Psalm 137: Unbridled Anger

Reverend Francis RitchieBible, PsalmsLeave a Comment

Psalm 137

Psalm 137 has some of the most recognisable lines of any of the Psalms. Its opening was made popular through the rather cheery sounds of Bony M back in the day, and its closing words are often used to demonstrate the horror of the Bible.

Firstly, while I kind of like the Bony M tune for Rivers of Babylon, it doesn’t capture the sense I get of the Psalm at all. Because of that there’s part of me that loves that the words of a Psalm were popularised and made widely known, but there’s another part that thinks we’ve all been done a disservice by not capturing the real humanity behind the words that were written. To illustrate, how many people could imagine, with the tune of the Bony M song in their head, that the same Psalm also contains these words:

Daughter of Babylon, doomed to destruction, happy is the one who repays you according to what you have done to us. Happy is the one who seizes your infants and dashes them against the rocks.

That’s probably one of the most violent expressions of anger in the Bible and there it is, the closing words to the same Psalm whose opening 4 verses were used for a happy sounding Bony M song.

That fact is that nothing in the Psalm is happy. The whole Psalm is an expression of grief. It has both confusion and unbridled anger. It’s seething with anger at the Babylonians and in their anger, it’s author(s) is calling for the worst they can possibly imagine to happen to them – that the babies of the Babylonians would be smashed against rocks. It is both awful and gut wrenching. It’s the expression of people that have been ripped apart, broken and that have stared their destruction in the face. Ironically it comes right after a Psalm about how God’s love will endure forever (Psalm 136). I’m guessing whoever wrote Psalm 137 wasn’t feeling it when they penned their angry poem.

Psalm 137 is a Psalm expressing the feelings of the ancient Israelites who had just been taken into captivity by the Babylonians. They had lost everything, and experienced the horrors and violence of a most terrible war. The trouble of Jerusalem that led to Psalm 137 happened across the late 7th century BC and the early 6th century BC as Babylon and Egypt underwent a power struggle that had Israel caught in the middle as a strategic piece of land. Various political happenings led to various stages where the Babylonians took people into captivity and the ultimate sacking of Jerusalem and the pillaging of its temple. All accounts paint the whole thing as horrid and violent. Blood would have flowed in the streets.

Psalm 137 is the human response to that violence and struggle. It’s a refusal to do what their captors want, a mourning of those caught in captivity and the expression of a desire for revenge. It is intensely human.

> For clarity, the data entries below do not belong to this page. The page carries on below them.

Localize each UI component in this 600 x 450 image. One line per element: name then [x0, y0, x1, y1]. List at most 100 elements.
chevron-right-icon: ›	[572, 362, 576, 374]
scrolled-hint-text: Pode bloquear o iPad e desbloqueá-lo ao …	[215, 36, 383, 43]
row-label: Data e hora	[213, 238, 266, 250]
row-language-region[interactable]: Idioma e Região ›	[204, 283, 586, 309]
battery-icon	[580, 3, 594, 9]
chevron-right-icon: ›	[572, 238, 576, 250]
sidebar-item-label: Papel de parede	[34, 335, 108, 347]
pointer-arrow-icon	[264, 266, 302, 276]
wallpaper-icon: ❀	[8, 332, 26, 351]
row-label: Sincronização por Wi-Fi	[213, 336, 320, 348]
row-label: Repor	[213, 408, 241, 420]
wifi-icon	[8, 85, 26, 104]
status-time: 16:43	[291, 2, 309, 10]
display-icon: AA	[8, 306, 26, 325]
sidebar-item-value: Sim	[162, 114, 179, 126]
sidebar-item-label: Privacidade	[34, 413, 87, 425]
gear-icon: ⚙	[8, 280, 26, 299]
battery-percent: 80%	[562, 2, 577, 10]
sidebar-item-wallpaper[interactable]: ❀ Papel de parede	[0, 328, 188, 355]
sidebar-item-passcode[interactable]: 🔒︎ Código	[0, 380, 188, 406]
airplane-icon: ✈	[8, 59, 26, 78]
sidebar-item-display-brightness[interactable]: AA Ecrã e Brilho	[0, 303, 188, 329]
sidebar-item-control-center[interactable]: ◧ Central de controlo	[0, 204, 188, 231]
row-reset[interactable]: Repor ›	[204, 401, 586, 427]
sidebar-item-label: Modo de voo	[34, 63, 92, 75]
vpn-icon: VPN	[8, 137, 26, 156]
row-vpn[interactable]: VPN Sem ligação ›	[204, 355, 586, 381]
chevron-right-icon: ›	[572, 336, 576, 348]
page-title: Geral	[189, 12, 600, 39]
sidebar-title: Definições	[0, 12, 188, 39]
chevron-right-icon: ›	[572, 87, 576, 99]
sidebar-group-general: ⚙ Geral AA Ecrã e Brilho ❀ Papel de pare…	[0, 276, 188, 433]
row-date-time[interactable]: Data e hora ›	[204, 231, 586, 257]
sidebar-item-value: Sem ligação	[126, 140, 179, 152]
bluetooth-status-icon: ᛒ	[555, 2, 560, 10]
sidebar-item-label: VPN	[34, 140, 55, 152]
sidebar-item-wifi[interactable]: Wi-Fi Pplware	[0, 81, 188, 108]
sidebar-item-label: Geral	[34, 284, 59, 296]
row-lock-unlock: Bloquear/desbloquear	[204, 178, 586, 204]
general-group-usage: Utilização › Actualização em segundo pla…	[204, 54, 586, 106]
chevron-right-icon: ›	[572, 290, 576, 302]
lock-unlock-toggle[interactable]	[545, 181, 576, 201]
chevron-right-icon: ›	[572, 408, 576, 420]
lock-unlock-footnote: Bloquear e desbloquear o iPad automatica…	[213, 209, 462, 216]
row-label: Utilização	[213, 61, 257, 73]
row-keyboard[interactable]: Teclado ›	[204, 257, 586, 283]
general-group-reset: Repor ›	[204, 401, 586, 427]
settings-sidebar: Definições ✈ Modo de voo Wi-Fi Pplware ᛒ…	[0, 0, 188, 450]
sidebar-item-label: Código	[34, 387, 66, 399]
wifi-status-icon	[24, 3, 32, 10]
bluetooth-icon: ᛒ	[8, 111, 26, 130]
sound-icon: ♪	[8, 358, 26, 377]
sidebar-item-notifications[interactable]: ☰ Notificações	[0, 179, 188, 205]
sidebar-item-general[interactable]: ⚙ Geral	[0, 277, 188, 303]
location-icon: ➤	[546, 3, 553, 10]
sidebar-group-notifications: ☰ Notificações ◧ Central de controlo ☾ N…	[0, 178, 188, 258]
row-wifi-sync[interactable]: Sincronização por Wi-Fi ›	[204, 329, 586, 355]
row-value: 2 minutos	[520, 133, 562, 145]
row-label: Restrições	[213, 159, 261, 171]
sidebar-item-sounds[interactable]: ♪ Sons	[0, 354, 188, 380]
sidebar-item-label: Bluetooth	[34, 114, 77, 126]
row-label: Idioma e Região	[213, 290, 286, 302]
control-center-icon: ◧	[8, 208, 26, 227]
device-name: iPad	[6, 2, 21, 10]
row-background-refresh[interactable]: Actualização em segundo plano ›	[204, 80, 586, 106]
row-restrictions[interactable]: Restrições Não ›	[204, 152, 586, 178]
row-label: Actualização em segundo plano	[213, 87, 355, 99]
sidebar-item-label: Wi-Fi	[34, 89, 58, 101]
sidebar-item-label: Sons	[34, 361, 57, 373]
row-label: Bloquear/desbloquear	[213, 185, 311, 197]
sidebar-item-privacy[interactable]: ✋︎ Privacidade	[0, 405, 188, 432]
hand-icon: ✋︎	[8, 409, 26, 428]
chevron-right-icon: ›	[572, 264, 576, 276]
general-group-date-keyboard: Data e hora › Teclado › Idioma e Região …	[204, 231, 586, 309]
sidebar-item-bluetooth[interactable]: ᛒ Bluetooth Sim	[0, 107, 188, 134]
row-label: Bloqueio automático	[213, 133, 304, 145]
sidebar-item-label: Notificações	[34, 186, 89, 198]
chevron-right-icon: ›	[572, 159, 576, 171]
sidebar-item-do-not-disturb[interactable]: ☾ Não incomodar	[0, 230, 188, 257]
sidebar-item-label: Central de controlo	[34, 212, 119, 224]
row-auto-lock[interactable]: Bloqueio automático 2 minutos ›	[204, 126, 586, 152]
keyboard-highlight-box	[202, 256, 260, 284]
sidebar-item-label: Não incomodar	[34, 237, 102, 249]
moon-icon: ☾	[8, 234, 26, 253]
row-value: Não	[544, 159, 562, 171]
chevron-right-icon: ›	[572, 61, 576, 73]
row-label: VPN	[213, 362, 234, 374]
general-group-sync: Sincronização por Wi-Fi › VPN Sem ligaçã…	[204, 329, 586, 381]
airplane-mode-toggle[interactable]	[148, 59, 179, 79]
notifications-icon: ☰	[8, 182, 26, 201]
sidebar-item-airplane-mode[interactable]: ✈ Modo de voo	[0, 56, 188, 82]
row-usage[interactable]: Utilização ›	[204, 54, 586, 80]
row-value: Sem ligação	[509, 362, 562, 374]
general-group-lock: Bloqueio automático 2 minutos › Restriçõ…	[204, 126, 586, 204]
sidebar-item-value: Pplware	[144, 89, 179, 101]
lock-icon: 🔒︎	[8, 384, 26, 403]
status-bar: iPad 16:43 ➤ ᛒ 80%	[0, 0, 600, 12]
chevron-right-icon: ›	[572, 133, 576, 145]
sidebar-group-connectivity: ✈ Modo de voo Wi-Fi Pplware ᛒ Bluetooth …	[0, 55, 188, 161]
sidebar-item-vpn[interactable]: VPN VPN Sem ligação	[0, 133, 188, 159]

I know that many people struggle with the violence of Psalm 137, but I find it extremely valuable, alongside the likes of the book of Job and the mention of Jesus weeping in John 11:35. You see, too often I see life with God sold as some feel good panacea for life, that when embraced, will lead to your own personal happiness and fulfillment. For me this selling of the faith was perfectly encapsulated in the words of a young lady who called a talk-back show I did on radio years ago. She said she was giving up on God and walking away because God hadn’t done anything for her – her life wasn’t any better because she had prayed the sinner’s prayer. She had been sold a line that life would be better, good things would happen and that happiness would ensue. In this sales pitch the Bible often gets reduced to a set of isolated motivational verses.

In trying to be relevant by pitching Christianity as the feel good answer, its salespeople are sadly making it irrelevant. With such a faith, what happens when we encounter the rawness of life? What happens when we feel torn apart by life and its circumstances and we can’t muster the feeling of being bigger than the hurt and the pain? What happens when we don’t feel like we’re ‘more than conquerors’? What happens when we feel angry, confused, hurt, betrayed, and broken? What about those times when we encounter all of that happening in the lives of others? How much room is there for us to be honest? In a feel good Christianity there is little room for it, but in scripture and in God’s embrace of us, there is heaps of room for us to throw it all out there. You see, Psalm 137 is permission giving. It gives permission for us to feel and experience the grit of life and to honestly put it out there without needing to coat it in some strange veneer of a false righteousness and happiness.

Any pitch of Christianity that doesn’t allow us the honesty of Psalm 137 is giving us a small God, a precious God who has no room for the reality of what it means to be human in a broken world. If the story of Jesus tells us anything, it’s that God knows the raw reality and struggle of humanity. He’s the Jesus who wept with Mary at the death of her brother, Lazarus. He’s the Saviour who sweat blood in the Garden of Gethsemane as he experienced the anguish of the suffering he knew was coming. He’s the Messiah who felt abandoned by God on the cross, and said it. He’s the God who jumped into the pain and suffering with us and while that’s not the end of the story, we need to know that it’s that story of God, along with the likes of Psalm 137 and Job that give us permission to be human and its that experience of suffering in scripture that makes the story relevant to the entirety of our humanity, not just the happy bits.